Os textos tratam de reajustes salariais, mudanças na estrutura de carreiras, criação de cargos e novos adicionais. Parte das propostas ainda aguarda sanção presidencial.
Neste mês, Câmara dos Deputados e Senado deram aval a aumentos próximos de 9% para seus servidores. Além da recomposição salarial, os projetos promovem alterações nas carreiras do Legislativo e ampliam gratificações vinculadas ao exercício de funções e ao desempenho. A previsão orçamentária aponta impacto de cerca de R$ 790 milhões já neste ano.

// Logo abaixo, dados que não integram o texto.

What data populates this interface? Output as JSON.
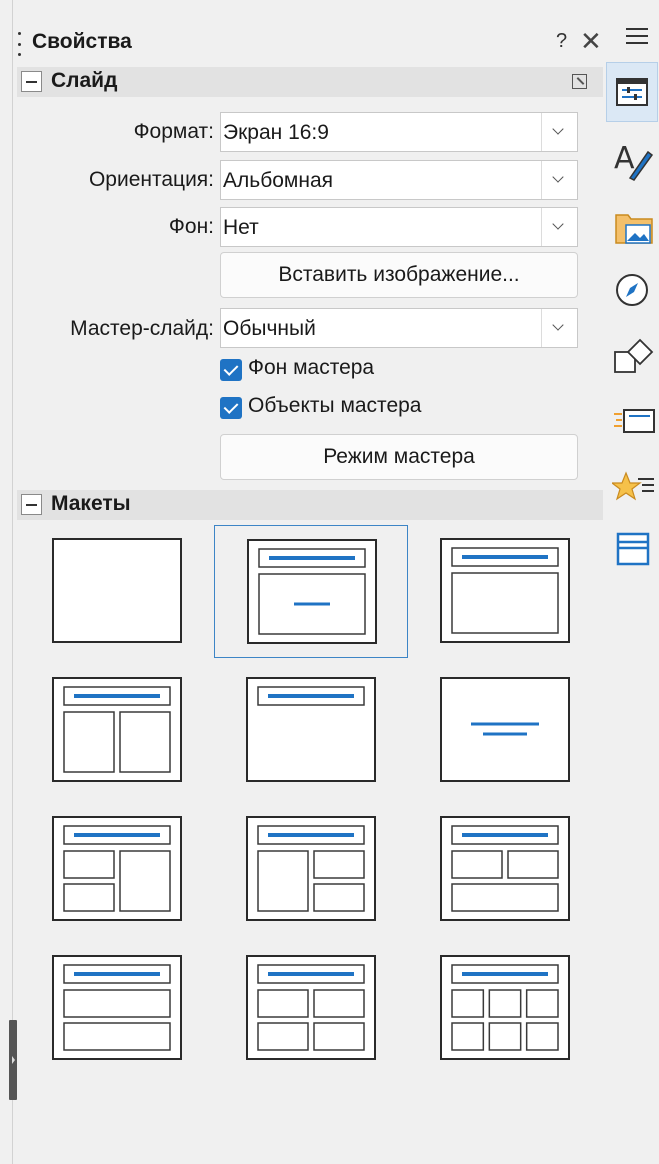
{
  "panel": {
    "title": "Свойства",
    "help": "?",
    "close": "✕"
  },
  "slide_section": {
    "title": "Слайд",
    "format": {
      "label": "Формат:",
      "value": "Экран 16:9"
    },
    "orientation": {
      "label": "Ориентация:",
      "value": "Альбомная"
    },
    "background": {
      "label": "Фон:",
      "value": "Нет"
    },
    "insert_image_button": "Вставить изображение...",
    "master_slide": {
      "label": "Мастер-слайд:",
      "value": "Обычный"
    },
    "master_background": {
      "label": "Фон мастера",
      "checked": true
    },
    "master_objects": {
      "label": "Объекты мастера",
      "checked": true
    },
    "master_mode_button": "Режим мастера"
  },
  "layouts_section": {
    "title": "Макеты",
    "selected_index": 1,
    "layouts": [
      "blank",
      "title-content-centered",
      "title-content",
      "title-two-columns",
      "title-only",
      "centered-text",
      "title-two-left-one-right",
      "title-one-left-two-right",
      "title-two-top-one-bottom",
      "title-two-stacked",
      "title-four-boxes",
      "title-six-boxes"
    ]
  },
  "tabbar": {
    "tabs": [
      {
        "icon": "properties-icon",
        "active": true
      },
      {
        "icon": "styles-icon",
        "active": false
      },
      {
        "icon": "gallery-icon",
        "active": false
      },
      {
        "icon": "navigator-icon",
        "active": false
      },
      {
        "icon": "shapes-icon",
        "active": false
      },
      {
        "icon": "slide-transition-icon",
        "active": false
      },
      {
        "icon": "animation-icon",
        "active": false
      },
      {
        "icon": "master-slides-icon",
        "active": false
      }
    ],
    "accent": "#1f73c4"
  }
}
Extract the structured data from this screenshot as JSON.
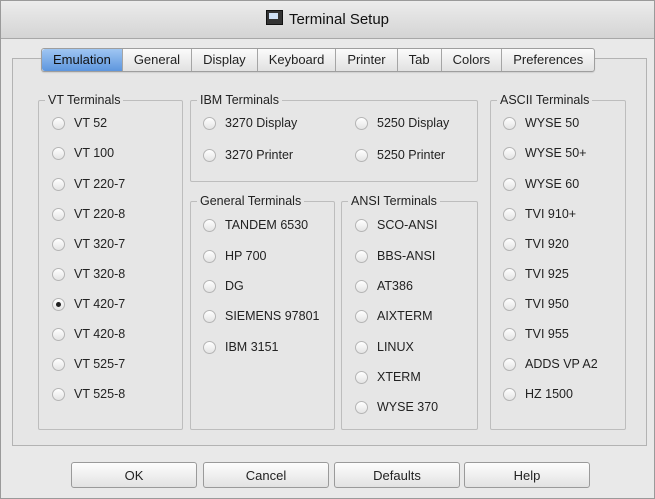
{
  "window": {
    "title": "Terminal Setup",
    "icon": "terminal-icon"
  },
  "tabs": [
    "Emulation",
    "General",
    "Display",
    "Keyboard",
    "Printer",
    "Tab",
    "Colors",
    "Preferences"
  ],
  "active_tab": "Emulation",
  "groups": {
    "vt": {
      "title": "VT Terminals",
      "options": [
        "VT 52",
        "VT 100",
        "VT 220-7",
        "VT 220-8",
        "VT 320-7",
        "VT 320-8",
        "VT 420-7",
        "VT 420-8",
        "VT 525-7",
        "VT 525-8"
      ]
    },
    "ibm": {
      "title": "IBM Terminals",
      "options": [
        "3270 Display",
        "5250 Display",
        "3270 Printer",
        "5250 Printer"
      ]
    },
    "general": {
      "title": "General Terminals",
      "options": [
        "TANDEM 6530",
        "HP 700",
        "DG",
        "SIEMENS 97801",
        "IBM 3151"
      ]
    },
    "ansi": {
      "title": "ANSI Terminals",
      "options": [
        "SCO-ANSI",
        "BBS-ANSI",
        "AT386",
        "AIXTERM",
        "LINUX",
        "XTERM",
        "WYSE 370"
      ]
    },
    "ascii": {
      "title": "ASCII Terminals",
      "options": [
        "WYSE 50",
        "WYSE 50+",
        "WYSE 60",
        "TVI 910+",
        "TVI 920",
        "TVI 925",
        "TVI 950",
        "TVI 955",
        "ADDS VP A2",
        "HZ 1500"
      ]
    }
  },
  "selected": "VT 420-7",
  "buttons": {
    "ok": "OK",
    "cancel": "Cancel",
    "defaults": "Defaults",
    "help": "Help"
  }
}
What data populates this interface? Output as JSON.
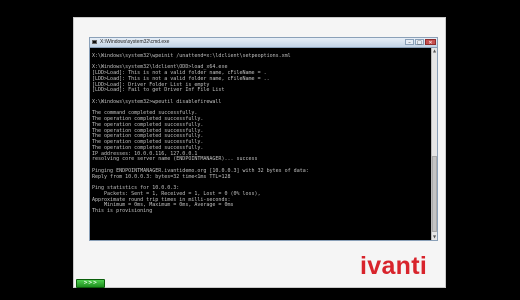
{
  "window": {
    "title": "X:\\Windows\\system32\\cmd.exe",
    "minimize_glyph": "–",
    "maximize_glyph": "□",
    "close_glyph": "✕"
  },
  "scrollbar": {
    "up_glyph": "▲",
    "down_glyph": "▼"
  },
  "console": {
    "lines": [
      "",
      "X:\\Windows\\system32\\wpeinit /unattend=x:\\ldclient\\setpeoptions.xml",
      "",
      "X:\\Windows\\system32\\ldclient\\ODD>load_x64.exe",
      "[LDD>Load]: This is not a valid folder name, cFileName = .",
      "[LDD>Load]: This is not a valid folder name, cFileName = ..",
      "[LDD>Load]: Driver Folder List is empty",
      "[LDD>Load]: Fail to get Driver Inf File List",
      "",
      "X:\\Windows\\system32>wpeutil disablefirewall",
      "",
      "The command completed successfully.",
      "The operation completed successfully.",
      "The operation completed successfully.",
      "The operation completed successfully.",
      "The operation completed successfully.",
      "The operation completed successfully.",
      "The operation completed successfully.",
      "IP addresses: 10.0.0.116, 127.0.0.1",
      "resolving core server name (ENDPOINTMANAGER)... success",
      "",
      "Pinging ENDPOINTMANAGER.ivantidemo.org [10.0.0.3] with 32 bytes of data:",
      "Reply from 10.0.0.3: bytes=32 time<1ms TTL=128",
      "",
      "Ping statistics for 10.0.0.3:",
      "    Packets: Sent = 1, Received = 1, Lost = 0 (0% loss),",
      "Approximate round trip times in milli-seconds:",
      "    Minimum = 0ms, Maximum = 0ms, Average = 0ms",
      "This is provisioning",
      ""
    ]
  },
  "brand": {
    "logo_text": "ivanti",
    "color": "#d8242c"
  },
  "progress": {
    "label": ">>>",
    "color": "#2fb12f"
  }
}
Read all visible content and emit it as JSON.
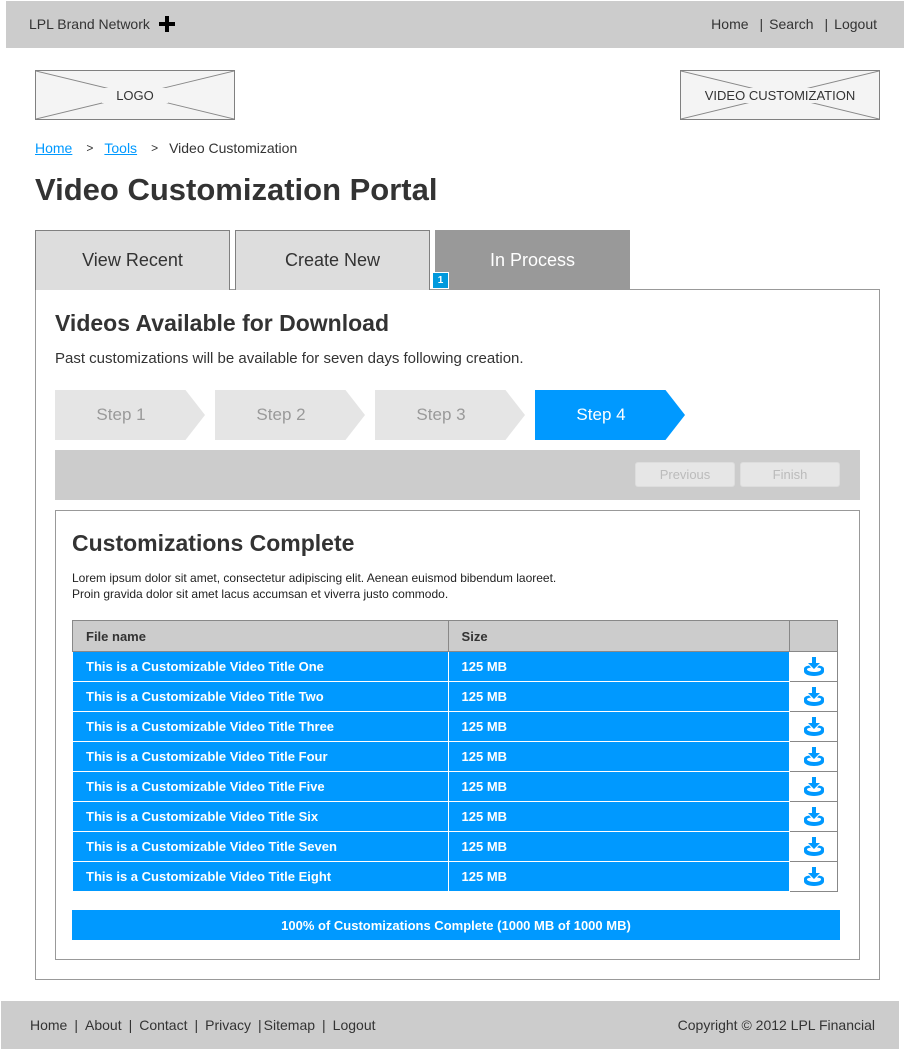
{
  "topbar": {
    "brand": "LPL Brand Network",
    "brand_icon": "plus-icon",
    "nav": [
      "Home",
      "Search",
      "Logout"
    ],
    "separator": "|"
  },
  "header": {
    "logo_label": "LOGO",
    "section_placeholder_label": "VIDEO CUSTOMIZATION"
  },
  "breadcrumb": {
    "items": [
      "Home",
      "Tools"
    ],
    "current": "Video Customization",
    "separator": ">"
  },
  "page_title": "Video Customization Portal",
  "tabs": [
    {
      "label": "View Recent",
      "active": false
    },
    {
      "label": "Create New",
      "active": false
    },
    {
      "label": "In Process",
      "active": true
    }
  ],
  "in_process_badge": "1",
  "section": {
    "title": "Videos Available for Download",
    "description": "Past customizations will be available for seven days following creation."
  },
  "steps": [
    {
      "label": "Step 1",
      "active": false
    },
    {
      "label": "Step 2",
      "active": false
    },
    {
      "label": "Step 3",
      "active": false
    },
    {
      "label": "Step 4",
      "active": true
    }
  ],
  "nav_buttons": {
    "previous": "Previous",
    "finish": "Finish"
  },
  "complete": {
    "title": "Customizations Complete",
    "description_line1": "Lorem ipsum dolor sit amet, consectetur adipiscing elit. Aenean euismod bibendum laoreet.",
    "description_line2": "Proin gravida dolor sit amet lacus accumsan et viverra justo commodo."
  },
  "table": {
    "columns": [
      "File name",
      "Size",
      ""
    ],
    "rows": [
      {
        "name": "This is a Customizable Video Title One",
        "size": "125 MB",
        "action_icon": "download-icon"
      },
      {
        "name": "This is a Customizable Video Title Two",
        "size": "125 MB",
        "action_icon": "download-icon"
      },
      {
        "name": "This is a Customizable Video Title Three",
        "size": "125 MB",
        "action_icon": "download-icon"
      },
      {
        "name": "This is a Customizable Video Title Four",
        "size": "125 MB",
        "action_icon": "download-icon"
      },
      {
        "name": "This is a Customizable Video Title Five",
        "size": "125 MB",
        "action_icon": "download-icon"
      },
      {
        "name": "This is a Customizable Video Title Six",
        "size": "125 MB",
        "action_icon": "download-icon"
      },
      {
        "name": "This is a Customizable Video Title Seven",
        "size": "125 MB",
        "action_icon": "download-icon"
      },
      {
        "name": "This is a Customizable Video Title Eight",
        "size": "125 MB",
        "action_icon": "download-icon"
      }
    ]
  },
  "progress": {
    "label": "100% of Customizations Complete (1000 MB of 1000 MB)",
    "percent": 100
  },
  "footer": {
    "nav": [
      "Home",
      "About",
      "Contact",
      "Privacy",
      "Sitemap",
      "Logout"
    ],
    "separator": "|",
    "copyright": "Copyright © 2012 LPL Financial"
  },
  "colors": {
    "accent": "#0099ff",
    "bar_gray": "#cccccc",
    "active_tab": "#999999",
    "step_inactive": "#e5e5e5"
  }
}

Um dos pontos que mais provocaram discussão foi a instituição de uma licença compensatória para determinados cargos de maior hierarquia. O modelo prevê folgas proporcionais aos dias trabalhados, com possibilidade de conversão em pagamento. Na prática, a medida pode resultar em valores que ultrapassem o teto constitucional do serviço público.
Benefício semelhante já havia sido aprovado para servidores de confiança do Tribunal de Contas da União, com custo estimado em R$ 197 milhões. Analistas veem risco de que a adoção formal desse mecanismo em lei federal estimule outras categorias a reivindicar tratamento equivalente, ampliando o efeito sobre as contas públicas.
No Executivo, reajustes concedidos anteriormente seguem produzindo reflexos no Orçamento. A primeira parcela foi paga no ano passado, e a segunda terá impacto relevante neste exercício. Paralelamente, a Câmara aprovou proposta do governo que cria 17,7 mil cargos e reorganiza carreiras federais, com impacto potencial de até R$ 5,3 bilhões em 2026, em texto que ainda depende do Senado.
Também no Judiciário houve aumento médio de 8% e criação de adicional por qualificação. Especialistas alertam que a multiplicação de vantagens e indenizações fora do teto dificulta o controle das despesas obrigatórias e pode comprometer a sustentabilidade fiscal nos próximos anos.